In [1]:
import pandas as pd

DATA = '/kaggle/input/negro-league-and-mlb-player-ratings/negro-leagues-player-ratings.csv'
df = pd.read_csv(filepath_or_buffer=DATA)
df.head()

  has_large_values = (abs_vals > 1e6).any()
  has_small_values = ((abs_vals < 10 ** (-self.digits)) & (abs_vals > 0)).any()
  has_small_values = ((abs_vals < 10 ** (-self.digits)) & (abs_vals > 0)).any()
  has_large_values = (abs_vals > 1e6).any()
  has_small_values = ((abs_vals < 10 ** (-self.digits)) & (abs_vals > 0)).any()
  has_small_values = ((abs_vals < 10 ** (-self.digits)) & (abs_vals > 0)).any()


Unnamed: 0,playerID,commonName,league,hof,startYear,endYear,totalGames,positionWar,averageHit,patience,...,shortWar,positionCat,position,careerStarts,strikeOuts,control,fip,whip,era,fact
0,culbech01,Charlie Culberson,MLB,0,2012,2020,428,-0.62,41.791451,13.776205,...,-0.234673,Outfielder,Batter,,,,,,,
1,gosseph01,Phil Gosselin,MLB,0,2013,2020,359,0.895,72.992105,28.641438,...,0.403872,Middle IF,Batter,,,,,,,
2,herrmch01,Chris Herrmann,MLB,0,2012,2019,370,-1.15,3.648244,70.10618,...,-0.503514,Catcher,Batter,,,,,,,
3,kratzer01,Erik Kratz,MLB,0,2010,2020,335,1.715,21.236047,19.112442,...,0.829343,Catcher,Batter,,,,,,,
4,pireljo01,Jose Pirela,MLB,0,2014,2019,302,0.545,67.57419,18.976314,...,0.292351,Middle IF,Batter,,,,,,,


How much data do we have?

In [2]:
df.shape

(1117, 25)

We have position players and pitchers, and they have different stats.
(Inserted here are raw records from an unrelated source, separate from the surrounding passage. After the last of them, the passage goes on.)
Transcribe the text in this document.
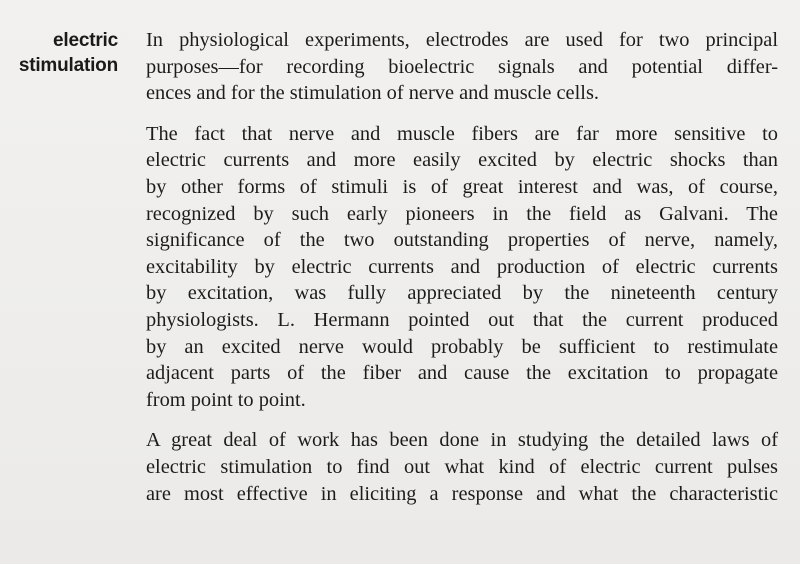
electric
stimulation

In physiological experiments, electrodes are used for two principal
purposes—for recording bioelectric signals and potential differ-
ences and for the stimulation of nerve and muscle cells.

The fact that nerve and muscle fibers are far more sensitive to
electric currents and more easily excited by electric shocks than
by other forms of stimuli is of great interest and was, of course,
recognized by such early pioneers in the field as Galvani. The
significance of the two outstanding properties of nerve, namely,
excitability by electric currents and production of electric currents
by excitation, was fully appreciated by the nineteenth century
physiologists. L. Hermann pointed out that the current produced
by an excited nerve would probably be sufficient to restimulate
adjacent parts of the fiber and cause the excitation to propagate
from point to point.

A great deal of work has been done in studying the detailed laws of
electric stimulation to find out what kind of electric current pulses
are most effective in eliciting a response and what the characteristic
We expect that if we build a TSNE scatter plot our plot will separate them into two clusters. Let's find out.

In [3]:
from sklearn.manifold import TSNE

RANDOM_STATE = 2025
reducer = TSNE(random_state=RANDOM_STATE)
plot_df = pd.DataFrame(columns=['x', 'y'], data=reducer.fit_transform(X=df[['positionWar', 'averageHit', 'patience', 'power', 'speed',
       'defense', 'careerStarts', 'strikeOuts', 'control', 'fip', 'whip',
       'era',]].fillna(value=0)))
plot_df['commonName'] = df['commonName'].tolist()
plot_df['hof'] = df['hof'].tolist()
plot_df['hof'] = df['hof'] == 1
plot_df['position'] = df['position'].tolist()
plot_df['league'] = df['league'].tolist()
plot_df['startYear'] = df['startYear'].tolist()

We need to fill in missing values and zeros seem like the most reasonable values to fill in, and of course as a result we see that our plot is neatly bitartite between pitchers and position players.

In [4]:
from plotly import express
from plotly import io

io.renderers.default = 'iframe'
express.scatter(data_frame=plot_df, x='x', y='y', hover_name='commonName', color='position')
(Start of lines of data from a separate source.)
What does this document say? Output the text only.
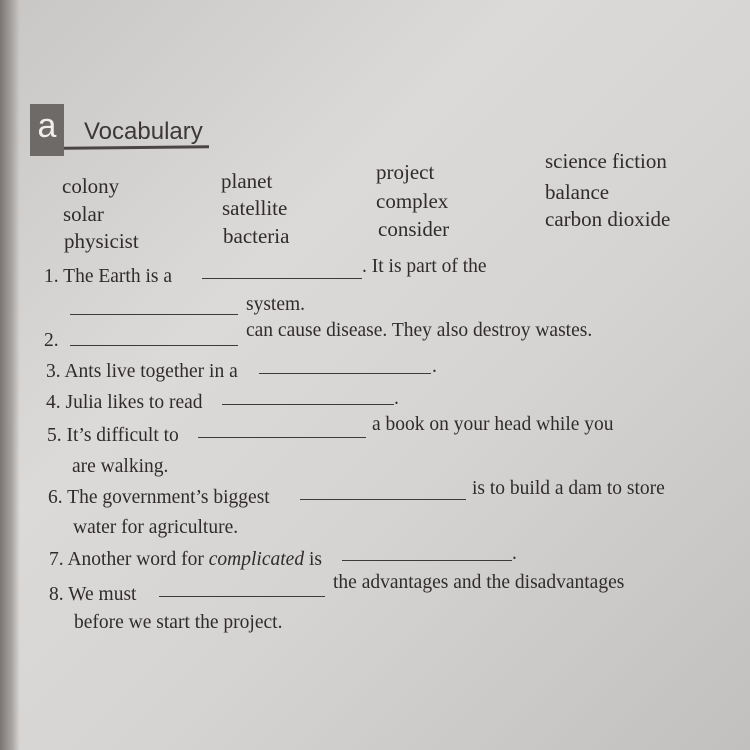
a	Vocabulary
colony
solar
physicist
planet
satellite
bacteria
project
complex
consider
science fiction
balance
carbon dioxide
1. The Earth is a	. It is part of the
system.
2.	can cause disease. They also destroy wastes.
3. Ants live together in a	.
4. Julia likes to read	.
5. It’s difficult to
a book on your head while you
are walking.
6. The government’s biggest	is to build a dam to store
water for agriculture.
7. Another word for complicated is	.
8. We must
the advantages and the disadvantages
before we start the project.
Now let's look at the same scatter plot and see where the Hall of Famers are.

In [5]:
express.scatter(data_frame=plot_df, x='x', y='y', hover_name='commonName', color='hof')

What do we see? For the most part the Hall of Famers cluster statistically, whether they are pitchers or position players. We do see some exceptions, who in our plot have more neighbors of the opposite type than of their own type. There are multiple reasons why this might be true: the obvious reason is that the Hall of Fame is not determined by statistics; another is that there are some active players in our dataset, and active players are not eligible for the Hall.

Now let's color by league.

In [6]:
express.scatter(data_frame=plot_df, x='x', y='y', hover_name='commonName', color='league')

What do we see? We see that for the most part, players in each league tend to have neighbors that are in their league, but this is more true for pitchers than position players. 

Let's plot our players by start year.

In [7]:
express.scatter(data_frame=plot_df, x='x', y='y', hover_name='commonName', color='startYear')

Our start year data looks bimodal. How bimodal is it?

In [8]:
express.histogram(data_frame=df, x='startYear', nbins=120)

We've plotted our start years in annual bins, and the results look very bimodal. This is important, because professional baseball in 2018 is very different from professional baseball in 1920.